Desde sempre, São João del-Rei é uma cidade muito religiosa. Prova disto é o número de monumentos católicos que possui. Não apenas as igrejas, capelas e "Passinhos da Paixão de Cristo. No centro histórico e adjascências, uma infinidade de cruzeiros monumentais  e cruzes de pedra, madeira. ou ferro encimam pontes, povoam praças, habitam elevados ou simplesmente demarcam o território da fé. 

Olhando rapidamente a paisagem colonial da cidade contamos 13, somente no perímetro compreendido entre o Alto do Bonfim, Senhor dos Montes e Gruta de Nossa Senhora do Rosário,  nas imediaçõoes do parque ferroviário. Mais do que meros monumentos, eles são elementos vivos de proteção e fé, pois muitos são-joanenses de todas as idades, ao passar por eles, a pé, de bicicleta ou de carro, interrompem seus" "pensamentos e palavras, atos e omissões", para fazer o sinal da cruz.

Mas esta harmonia religiosa e espiritual foi quebrada na tarde de um certo domingo, 23 de agosto de 1971, quando muitas pessoas assistiam televisão. Isto porque de repente, sem que ninguém esperasse, misteriosamente uma entidade estranha e desconhecida, incorporada em uma mulher vestida a caráter, com capa vermelha e preta e cartola na cabeça, invadiu a tela da TV Tupi, interrompendo as atrações do programa Flávio Cavalcanti. "Um instante, maestro!"

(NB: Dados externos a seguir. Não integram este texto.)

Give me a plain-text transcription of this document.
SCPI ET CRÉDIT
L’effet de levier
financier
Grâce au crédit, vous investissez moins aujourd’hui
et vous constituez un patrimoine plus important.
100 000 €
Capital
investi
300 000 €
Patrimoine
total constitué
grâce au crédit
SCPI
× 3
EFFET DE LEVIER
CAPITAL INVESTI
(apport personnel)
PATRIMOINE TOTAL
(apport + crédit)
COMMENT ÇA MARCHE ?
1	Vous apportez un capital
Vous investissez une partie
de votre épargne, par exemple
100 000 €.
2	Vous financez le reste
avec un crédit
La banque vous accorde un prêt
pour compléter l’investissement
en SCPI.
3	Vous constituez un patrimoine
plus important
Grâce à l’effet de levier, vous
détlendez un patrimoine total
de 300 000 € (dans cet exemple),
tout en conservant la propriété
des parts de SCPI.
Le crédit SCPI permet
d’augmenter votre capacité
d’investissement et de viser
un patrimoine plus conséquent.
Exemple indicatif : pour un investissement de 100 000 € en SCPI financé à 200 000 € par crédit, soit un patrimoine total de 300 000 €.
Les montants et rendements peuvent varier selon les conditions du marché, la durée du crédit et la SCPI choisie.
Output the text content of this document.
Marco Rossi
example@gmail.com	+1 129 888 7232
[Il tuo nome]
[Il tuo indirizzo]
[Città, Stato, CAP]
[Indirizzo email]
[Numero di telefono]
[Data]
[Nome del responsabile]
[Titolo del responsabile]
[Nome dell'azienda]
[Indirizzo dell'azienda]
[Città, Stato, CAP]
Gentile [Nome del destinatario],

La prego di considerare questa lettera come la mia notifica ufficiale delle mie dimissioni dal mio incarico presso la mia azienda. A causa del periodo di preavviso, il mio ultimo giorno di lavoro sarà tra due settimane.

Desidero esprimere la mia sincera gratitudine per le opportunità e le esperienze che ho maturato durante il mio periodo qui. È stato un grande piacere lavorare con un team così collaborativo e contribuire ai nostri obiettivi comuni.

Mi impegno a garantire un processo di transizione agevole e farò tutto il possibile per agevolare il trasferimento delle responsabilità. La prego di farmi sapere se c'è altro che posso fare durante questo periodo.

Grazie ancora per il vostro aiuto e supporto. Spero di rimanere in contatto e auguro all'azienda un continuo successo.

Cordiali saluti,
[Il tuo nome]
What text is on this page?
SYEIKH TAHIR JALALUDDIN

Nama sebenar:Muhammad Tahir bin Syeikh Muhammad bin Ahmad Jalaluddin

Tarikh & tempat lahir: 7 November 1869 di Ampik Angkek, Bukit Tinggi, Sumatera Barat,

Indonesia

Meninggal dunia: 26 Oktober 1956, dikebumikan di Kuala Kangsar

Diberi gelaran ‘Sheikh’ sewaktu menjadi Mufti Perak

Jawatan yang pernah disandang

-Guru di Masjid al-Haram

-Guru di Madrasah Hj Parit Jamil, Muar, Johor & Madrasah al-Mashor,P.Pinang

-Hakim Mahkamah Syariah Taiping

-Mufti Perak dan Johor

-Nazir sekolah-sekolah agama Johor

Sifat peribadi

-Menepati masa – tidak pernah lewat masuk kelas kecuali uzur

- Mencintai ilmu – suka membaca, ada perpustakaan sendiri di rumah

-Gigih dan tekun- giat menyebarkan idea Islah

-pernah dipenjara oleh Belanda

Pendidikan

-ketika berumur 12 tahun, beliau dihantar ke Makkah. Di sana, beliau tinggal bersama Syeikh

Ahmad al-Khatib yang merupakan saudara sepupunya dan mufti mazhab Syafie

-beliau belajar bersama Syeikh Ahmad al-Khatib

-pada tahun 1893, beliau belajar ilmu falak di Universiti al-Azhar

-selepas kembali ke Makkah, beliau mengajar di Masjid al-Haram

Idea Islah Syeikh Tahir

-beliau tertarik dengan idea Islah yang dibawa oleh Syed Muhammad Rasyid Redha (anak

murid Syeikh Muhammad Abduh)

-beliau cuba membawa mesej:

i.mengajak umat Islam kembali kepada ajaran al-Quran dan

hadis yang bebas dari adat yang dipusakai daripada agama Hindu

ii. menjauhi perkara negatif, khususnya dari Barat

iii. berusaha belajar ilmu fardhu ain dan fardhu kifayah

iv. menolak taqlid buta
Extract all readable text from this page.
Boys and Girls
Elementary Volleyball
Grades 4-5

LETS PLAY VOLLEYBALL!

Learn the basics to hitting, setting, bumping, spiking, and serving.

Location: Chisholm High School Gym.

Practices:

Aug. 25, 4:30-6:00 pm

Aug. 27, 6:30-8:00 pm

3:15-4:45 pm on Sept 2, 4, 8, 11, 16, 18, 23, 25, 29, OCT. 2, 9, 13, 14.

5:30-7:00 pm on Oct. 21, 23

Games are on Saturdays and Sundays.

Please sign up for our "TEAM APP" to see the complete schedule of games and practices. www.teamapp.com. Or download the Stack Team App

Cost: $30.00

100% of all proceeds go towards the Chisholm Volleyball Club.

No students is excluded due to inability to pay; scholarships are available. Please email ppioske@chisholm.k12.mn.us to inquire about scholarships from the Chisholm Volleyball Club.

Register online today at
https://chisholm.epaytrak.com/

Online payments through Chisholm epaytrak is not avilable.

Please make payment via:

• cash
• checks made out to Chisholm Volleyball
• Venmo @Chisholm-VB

Naquela época, a televisão era artigo de luxo, que a gente não encontrava em qualquer lar. Apenas nos mais abastados. Por isso, costumava reunir vizinhos na casa de quem tinha a telinha, e também transeuntes diante das vitrines da loja Primavera Móveis e em frente ao totem televisivo, instalado no jardim da antiga Avenida Rui Barbosa, hoje Tancredo Neves, de frente para o então busto de Tiradentes.

A perturbação foi geral, e as pessoas se assustaram mais ainda quando a mulher, entre baforadas de charuto, declarou que ela não era ela. Ela era "Seu Sete, Rei da Lira", e sua missão aqui na terra era combater o mal, semear o bem e espalhar mensagens de esperança e paz. Imagina o pavor e o rebuliço!

Sem entender bulhufas do que estava acontecendo, ninguém acreditou em nada do que o misterioso visitante televisivo do outro mundo falou. Até porque Lira, em São João del-Rei, é a Lira Sanjoanense. E  a mais antiga orquestra das Américas ainda atuante não tem rei, mas um simpático maestro, sempre muito querido e respeitado.

Depois dessa, as pessoas foram voltando para casa, com a pulga atrás da orelha. Algumas até, mesmo sem demonstrar, rezando de boca fechada o Creio em Deus Padre. Vai que, ao abrirem a porta, encontrem Seu Sete esperando por elas, sentado e de pernas cruzadas, fumando charuto na sala de visitas...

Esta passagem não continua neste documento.